Après la guerre, les gens ont envie de vivre, s’amuser, ont besoin de légèreté, à l’image de Rose, Madeleine et Lili. Belle reconstitution, donc, avec voitures d’époque, nombreux figurants maquillés, coiffés, habillés à la mode des sixties. Mais il y a surtout cette lumière, superbe, dû au talentueux chef-opérateur Rémy Chevrin. N'oublions pas non plus le travail très sensible de la chef-monteuse Joële Van Effenterre, ex-collaboratrice de Costa-Gavras et qui avait déjà travaillé avec Zilbermann sur Tout le monde n’a pas eu la chance d’avoir des parents communistes.

Un dernier mot sur les personnages de A La Vie : Les trois femmes sont brillamment interprétées par Julie Depardieu (bouleversante), Suzanne Clément que vous avez pu voir récemment dans Mommy, et Johanna ter Steege qui aurait dû être l’actrice principale d’un projet de Kubrick sur la Shoah, hélas abandonné : Aryan Papers. On est également heureux de retrouver le devenu trop rare Hippolyte Girardot, une fois de plus parfait, et de découvrir un jeune acteur prometteur : Benjamin Wangermee. Sans oublier deux personnages aussi inattendus qu’indispensables de A la Vie : La ville de Berck-sur-Mer (très présente) et la musique aussi émouvante qu’entêtante de Eric Slabiak, du groupe Les Yeux Noirs.

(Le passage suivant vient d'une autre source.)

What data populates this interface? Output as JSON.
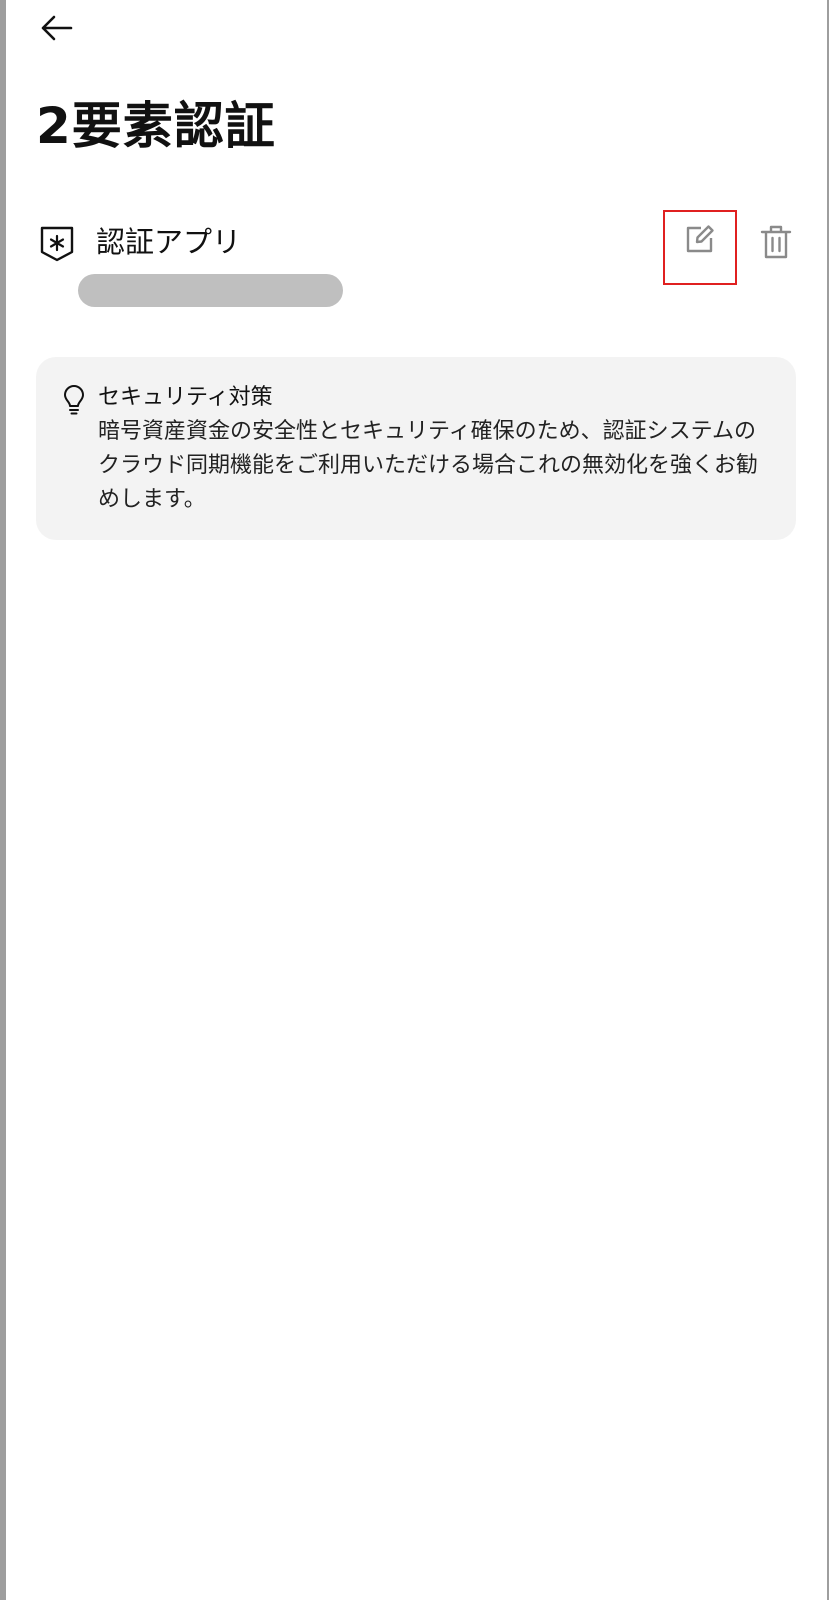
{
  "header": {
    "back_icon": "arrow-left-icon",
    "title": "2要素認証"
  },
  "method": {
    "icon": "shield-asterisk-icon",
    "label": "認証アプリ",
    "edit_icon": "edit-icon",
    "delete_icon": "trash-icon"
  },
  "tip": {
    "icon": "lightbulb-icon",
    "title": "セキュリティ対策",
    "body": "暗号資産資金の安全性とセキュリティ確保のため、認証システムのクラウド同期機能をご利用いただける場合これの無効化を強くお勧めします。"
  },
  "colors": {
    "highlight_border": "#e02020",
    "card_background": "#f3f3f3",
    "redacted_bar": "#bfbfbf",
    "icon_gray": "#8a8a8a"
  }
}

Jean-Jacques Zilbermann ne pouvait rendre plus bel hommage à ces trois femmes et toutes les victimes de la barbarie, d’où qu’elles viennent et quelque soit leur origine. Son film, modeste et simple, lui ressemble et atteint l’universel. D’ailleurs, le public du Arras Film Festival, bouleversé, ne s’y est pas trompé en lui réservant, ainsi qu’à Denis Carot le producteur du film, un superbe accueil. Plus de 900 spectateurs qui vous écoutent pendant une heure, très tard le soir, c’est un signe qui ne trompe pas.

L’air de ne pas y toucher, Jean-Jacques Zilbermann poursuit sa filmographie de fort belle manière, transformant sa vie et celles de ses proches en une véritable œuvre romanesque et cinématographique.  Allez : A LA VIE !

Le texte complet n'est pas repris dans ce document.